Purpose of the Office | Clearly defining and communicating the purpose of the office helps employees understand why in-person time matters and prevents presence from becoming the default measure of performance. A shared purpose creates consistency across teams, reduces mixed signals from leaders, and ensures the office is viewed as an intentional resource for collaboration, connection, and alignment, not simply a return-to-office mandate.


Leader Upskilling for Dispersed Management | Leadership upskilling is essential to ensure leaders can effectively manage and support dispersed teams without defaulting to visibility-based management practices. As work becomes more flexible, leaders need new skills around communication, trust-building, collaboration, performance measurement, and team engagement across both physical and virtual environments. Without these capabilities, managers may unintentionally rely on presenteeism or inconsistent expectations, creating confusion and inequity across teams. Upskilling helps leaders create alignment, maintain culture and connection, and lead teams based on outcomes rather than physical presence.


Closing the Future of Work Communication Gap

From an employee perspective, the term “Future of Work” does not immediately feel like progress. It can feel unpredictable, leader-dependent, and disconnected from the outcomes and ways of working they have already proven to be effective. When messaging is vague and reinforced by offhand comments or conflicting interpretations, trust begins to erode.
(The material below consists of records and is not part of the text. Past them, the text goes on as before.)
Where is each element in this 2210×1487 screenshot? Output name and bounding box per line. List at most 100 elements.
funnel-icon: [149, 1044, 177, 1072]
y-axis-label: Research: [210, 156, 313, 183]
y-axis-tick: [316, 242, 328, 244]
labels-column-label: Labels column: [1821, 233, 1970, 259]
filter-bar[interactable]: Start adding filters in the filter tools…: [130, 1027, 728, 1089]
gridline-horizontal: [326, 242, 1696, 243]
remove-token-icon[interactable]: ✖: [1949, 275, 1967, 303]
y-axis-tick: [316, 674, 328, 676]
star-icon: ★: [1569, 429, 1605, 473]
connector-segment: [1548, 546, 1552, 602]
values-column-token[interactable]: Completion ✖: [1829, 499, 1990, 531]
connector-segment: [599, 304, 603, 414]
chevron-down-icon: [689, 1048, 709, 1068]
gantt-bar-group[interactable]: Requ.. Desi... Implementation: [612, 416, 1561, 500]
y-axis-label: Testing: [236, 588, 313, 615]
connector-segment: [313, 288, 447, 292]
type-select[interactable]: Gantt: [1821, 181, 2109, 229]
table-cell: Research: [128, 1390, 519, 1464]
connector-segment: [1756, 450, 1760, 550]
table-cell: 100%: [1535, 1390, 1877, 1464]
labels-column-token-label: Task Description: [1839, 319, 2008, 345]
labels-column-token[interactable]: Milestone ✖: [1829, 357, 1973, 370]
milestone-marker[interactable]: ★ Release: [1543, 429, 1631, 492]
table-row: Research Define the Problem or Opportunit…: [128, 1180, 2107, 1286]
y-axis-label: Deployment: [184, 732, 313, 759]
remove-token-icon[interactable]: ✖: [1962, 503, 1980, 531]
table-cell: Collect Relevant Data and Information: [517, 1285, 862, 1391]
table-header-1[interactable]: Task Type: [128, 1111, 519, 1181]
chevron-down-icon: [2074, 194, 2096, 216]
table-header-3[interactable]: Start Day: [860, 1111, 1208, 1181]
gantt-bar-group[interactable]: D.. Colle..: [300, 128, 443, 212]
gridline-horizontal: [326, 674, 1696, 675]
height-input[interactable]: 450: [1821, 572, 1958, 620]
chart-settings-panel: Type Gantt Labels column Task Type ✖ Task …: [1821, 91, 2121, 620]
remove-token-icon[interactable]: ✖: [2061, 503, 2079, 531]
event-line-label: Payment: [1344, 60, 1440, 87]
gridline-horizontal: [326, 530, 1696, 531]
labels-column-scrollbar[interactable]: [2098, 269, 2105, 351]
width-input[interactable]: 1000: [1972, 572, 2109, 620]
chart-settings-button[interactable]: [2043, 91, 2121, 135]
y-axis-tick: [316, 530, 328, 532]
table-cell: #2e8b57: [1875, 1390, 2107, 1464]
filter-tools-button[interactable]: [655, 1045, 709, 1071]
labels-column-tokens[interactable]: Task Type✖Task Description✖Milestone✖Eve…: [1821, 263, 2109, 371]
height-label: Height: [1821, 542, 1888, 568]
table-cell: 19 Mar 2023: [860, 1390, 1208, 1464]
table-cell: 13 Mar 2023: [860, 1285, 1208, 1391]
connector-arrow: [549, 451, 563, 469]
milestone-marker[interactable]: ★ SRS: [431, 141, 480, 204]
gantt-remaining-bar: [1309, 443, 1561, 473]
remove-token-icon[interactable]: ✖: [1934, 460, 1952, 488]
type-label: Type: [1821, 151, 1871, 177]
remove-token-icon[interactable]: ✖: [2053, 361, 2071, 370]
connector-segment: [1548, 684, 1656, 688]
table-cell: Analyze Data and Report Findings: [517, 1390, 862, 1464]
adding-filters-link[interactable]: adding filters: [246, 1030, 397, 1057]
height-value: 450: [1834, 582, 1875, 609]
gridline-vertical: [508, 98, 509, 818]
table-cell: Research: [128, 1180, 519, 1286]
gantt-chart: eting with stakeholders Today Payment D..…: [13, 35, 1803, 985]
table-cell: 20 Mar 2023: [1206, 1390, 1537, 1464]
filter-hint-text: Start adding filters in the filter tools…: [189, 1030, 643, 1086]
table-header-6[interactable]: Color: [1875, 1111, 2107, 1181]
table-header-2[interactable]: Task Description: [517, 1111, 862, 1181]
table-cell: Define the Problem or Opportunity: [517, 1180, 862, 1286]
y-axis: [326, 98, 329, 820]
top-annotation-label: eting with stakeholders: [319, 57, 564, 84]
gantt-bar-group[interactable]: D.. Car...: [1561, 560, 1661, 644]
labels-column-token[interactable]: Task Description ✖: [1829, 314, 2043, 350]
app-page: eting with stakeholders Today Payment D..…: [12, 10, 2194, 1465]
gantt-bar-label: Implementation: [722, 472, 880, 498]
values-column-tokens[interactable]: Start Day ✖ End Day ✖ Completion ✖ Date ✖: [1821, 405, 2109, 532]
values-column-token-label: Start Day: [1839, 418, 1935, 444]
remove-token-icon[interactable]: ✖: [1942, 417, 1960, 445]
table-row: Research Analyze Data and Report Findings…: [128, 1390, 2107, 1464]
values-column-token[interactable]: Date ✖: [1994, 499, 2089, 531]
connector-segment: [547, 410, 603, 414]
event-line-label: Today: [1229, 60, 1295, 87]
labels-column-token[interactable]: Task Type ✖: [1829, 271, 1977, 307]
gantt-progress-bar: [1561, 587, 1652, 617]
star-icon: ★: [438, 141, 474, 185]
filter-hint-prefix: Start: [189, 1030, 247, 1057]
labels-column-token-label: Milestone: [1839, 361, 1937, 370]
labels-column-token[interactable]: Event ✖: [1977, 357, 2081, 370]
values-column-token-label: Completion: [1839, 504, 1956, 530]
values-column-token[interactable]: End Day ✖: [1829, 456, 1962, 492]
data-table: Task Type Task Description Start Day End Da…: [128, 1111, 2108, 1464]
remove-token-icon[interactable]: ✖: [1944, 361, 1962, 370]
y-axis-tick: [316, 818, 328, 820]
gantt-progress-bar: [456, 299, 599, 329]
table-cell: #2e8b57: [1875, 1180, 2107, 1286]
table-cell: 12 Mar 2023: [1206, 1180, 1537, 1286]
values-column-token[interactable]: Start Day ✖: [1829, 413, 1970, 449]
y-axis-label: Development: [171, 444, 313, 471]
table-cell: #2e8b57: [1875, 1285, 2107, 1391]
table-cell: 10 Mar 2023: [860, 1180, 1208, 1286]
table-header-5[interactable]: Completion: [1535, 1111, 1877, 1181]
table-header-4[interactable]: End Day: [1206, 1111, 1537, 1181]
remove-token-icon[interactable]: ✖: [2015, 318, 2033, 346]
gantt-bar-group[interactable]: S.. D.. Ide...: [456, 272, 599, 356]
The biggest risk to buy-in is not necessarily the strategy itself. It is the perception that the strategy represents a step backward.


If organizations are unable to clearly express the future of work, employees will define it for themselves through the lens of uncertainty and past experiences. A successful Future of Work initiative requires more than good intentions. It depends on specialized communications, shared organizational guardrails, aligned leadership messaging, and an articulated purpose behind how and where work happens.


When employees understand that the goal is to create greater clarity, consistency, and support around evolving ways of working, organizations are far more likely to build trust, strengthen alignment, and successfully move forward.